Monica Haller and Sebastian Müllauer with contributions from others, Listening to the Mississippi

A river is always going somewhere, always coming from somewhere. As it passes, the sound we hear is the movement of water from before and after, the past and the future. Whatever present moment the river might invite us to, it is a thick moment, a moment in motion. From 2013 when it began, to its first “listening action” as part of the Mississippi. An Anthropocene River, this project has been trying to create conditions to perceive gaps between what literally cannot be seen and heard in nature, but which already and always exists in a place. Imaginative listening is needed for this; this works asks if and how this kind of listening possible, and which form it might take.

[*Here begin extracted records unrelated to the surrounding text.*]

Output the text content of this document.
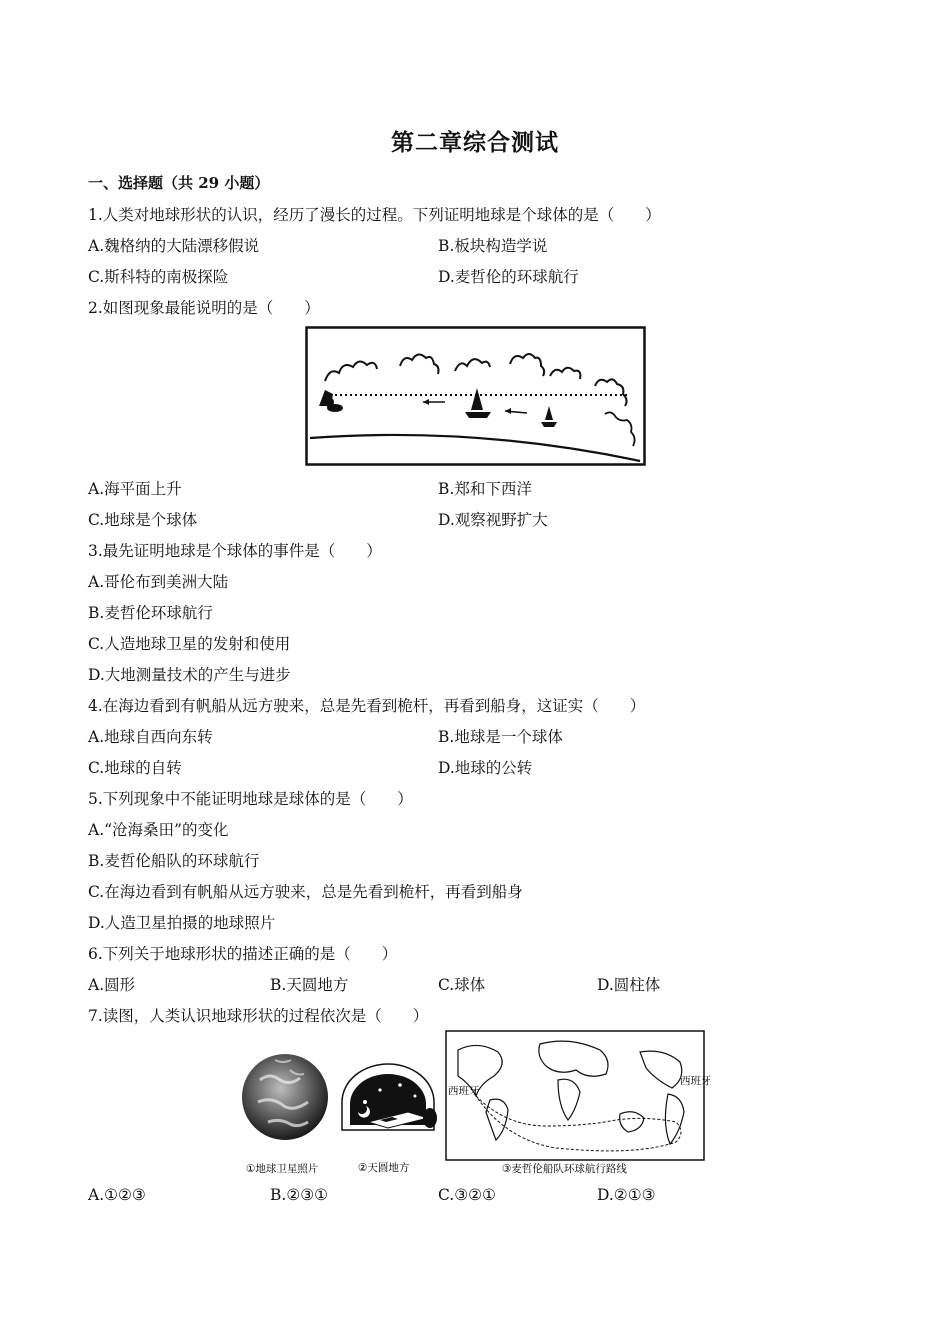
第二章综合测试
一、选择题（共 29 小题）
1.人类对地球形状的认识，经历了漫长的过程。下列证明地球是个球体的是（　　）
A.魏格纳的大陆漂移假说	B.板块构造学说
C.斯科特的南极探险	D.麦哲伦的环球航行
2.如图现象最能说明的是（　　）
A.海平面上升	B.郑和下西洋
C.地球是个球体	D.观察视野扩大
3.最先证明地球是个球体的事件是（　　）
A.哥伦布到美洲大陆
B.麦哲伦环球航行
C.人造地球卫星的发射和使用
D.大地测量技术的产生与进步
4.在海边看到有帆船从远方驶来，总是先看到桅杆，再看到船身，这证实（　　）
A.地球自西向东转	B.地球是一个球体
C.地球的自转	D.地球的公转
5.下列现象中不能证明地球是球体的是（　　）
A.“沧海桑田”的变化
B.麦哲伦船队的环球航行
C.在海边看到有帆船从远方驶来，总是先看到桅杆，再看到船身
D.人造卫星拍摄的地球照片
6.下列关于地球形状的描述正确的是（　　）
A.圆形	B.天圆地方	C.球体	D.圆柱体
7.读图，人类认识地球形状的过程依次是（　　）
西班牙
西班牙
①地球卫星照片	②天圆地方	③麦哲伦船队环球航行路线
A.①②③	B.②③①	C.③②①	D.②①③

Listening to the Mississippi is an iterative project that has unfolded since 2013 and currently manifests as a sound composition and traveling listening station. Using underwater recordings gathered in 2015 by artists Monica Haller and Sebastian Müllauer that span the river from the headwaters to the Gulf, Listening to the Mississippi asks listeners to orient themselves to the river through their sense of sound, rather than by sight alone. The project seeks to understand the Mississippi as a dynamic condition that includes the past and the present and stretches across a great distance. Through the use of mobile listening packs that include headphones, a felted mat, and listening notes, the project cultivates distinct moments of engagement that accumulate through compilations of sound and the activation of other senses: sight, smell, and even touch.

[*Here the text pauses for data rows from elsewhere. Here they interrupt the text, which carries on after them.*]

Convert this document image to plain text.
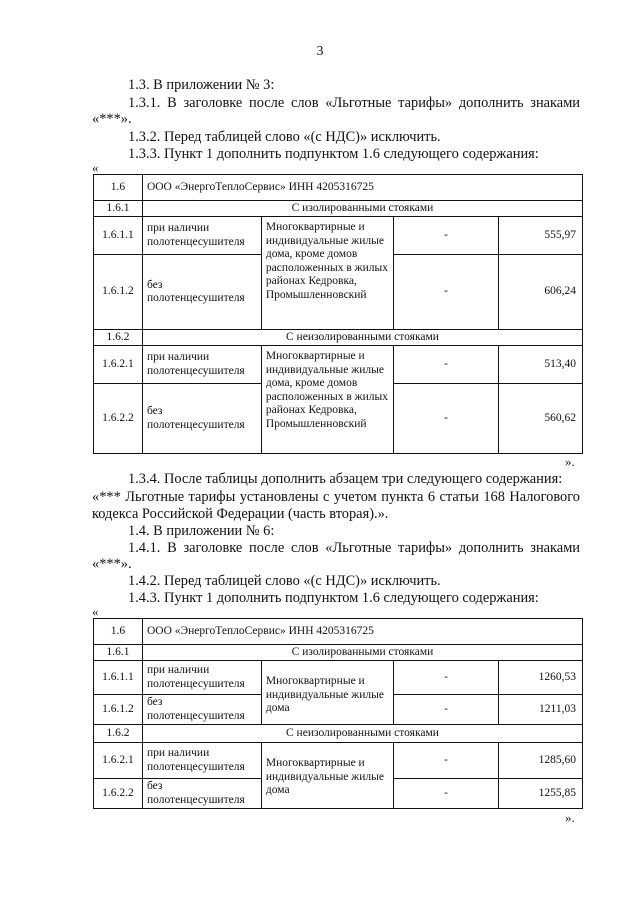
3
1.3. В приложении № 3:
1.3.1. В заголовке после слов «Льготные тарифы» дополнить знаками
«***».
1.3.2. Перед таблицей слово «(с НДС)» исключить.
1.3.3. Пункт 1 дополнить подпунктом 1.6 следующего содержания:
«
1.6	ООО «ЭнергоТеплоСервис» ИНН 4205316725			
1.6.1	С изолированными стояками			
1.6.1.1	при наличии полотенцесушителя	Многоквартирные и индивидуальные жилые дома, кроме домов расположенных в жилых районах Кедровка, Промышленновский	-	555,97
1.6.1.2	без полотенцесушителя		-	606,24
1.6.2	С неизолированными стояками			
1.6.2.1	при наличии полотенцесушителя	Многоквартирные и индивидуальные жилые дома, кроме домов расположенных в жилых районах Кедровка, Промышленновский	-	513,40
1.6.2.2	без полотенцесушителя		-	560,62
».
1.3.4. После таблицы дополнить абзацем три следующего содержания:
«*** Льготные тарифы установлены с учетом пункта 6 статьи 168 Налогового
кодекса Российской Федерации (часть вторая).».
1.4. В приложении № 6:
1.4.1. В заголовке после слов «Льготные тарифы» дополнить знаками
«***».
1.4.2. Перед таблицей слово «(с НДС)» исключить.
1.4.3. Пункт 1 дополнить подпунктом 1.6 следующего содержания:
«
1.6	ООО «ЭнергоТеплоСервис» ИНН 4205316725			
1.6.1	С изолированными стояками			
1.6.1.1	при наличии полотенцесушителя	Многоквартирные и индивидуальные жилые дома	-	1260,53
1.6.1.2	без полотенцесушителя		-	1211,03
1.6.2	С неизолированными стояками			
1.6.2.1	при наличии полотенцесушителя	Многоквартирные и индивидуальные жилые дома	-	1285,60
1.6.2.2	без полотенцесушителя		-	1255,85
».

Listening to the Mississippi has seen Monica Moses Haller collaborate with artists from a diverse range of disciplines. The most recent iteration of the project, part of the installation The Current shown at HKW in Berlin in fall 2020, brought together the work of composers Judd Greenstein and Michi Wiancko with designer Matthew Rezac, with further written contributions by Tia-Simone Gardner, Matt Rahaim, and Monique Verdin among many others. Crossing through a variety of media, the contribution evoked a sensorial approach to the Mississippi’s fluvial spaces—in spite of great distance to its site of reference and, in the online version, in spite of the disconnect following social distancing regulations during the COVID-19 pandemic.

For Mississippi. An Anthropocene River (2019), mobile listening packs were created that included headphones, a felted mat, and listening notes. Artists Erika Terwilliger, Prerna, Harriet Matzdorf, and Monica Haller made these packs to transport, hold, and support Wiancko and Greenstein’s composition. The listening pack invites the listener to sit, stay, linger, and be present where they are. It is designed to be mobile and adaptable for listening at both rural and urban sites along the riverbank, from the Upper Mississippi to New Orleans. Visitors arriving at each listening station can check out a listening pack and explore the composition at their own pace, walking where they choose along levees and river battures, and adjacent woodlands.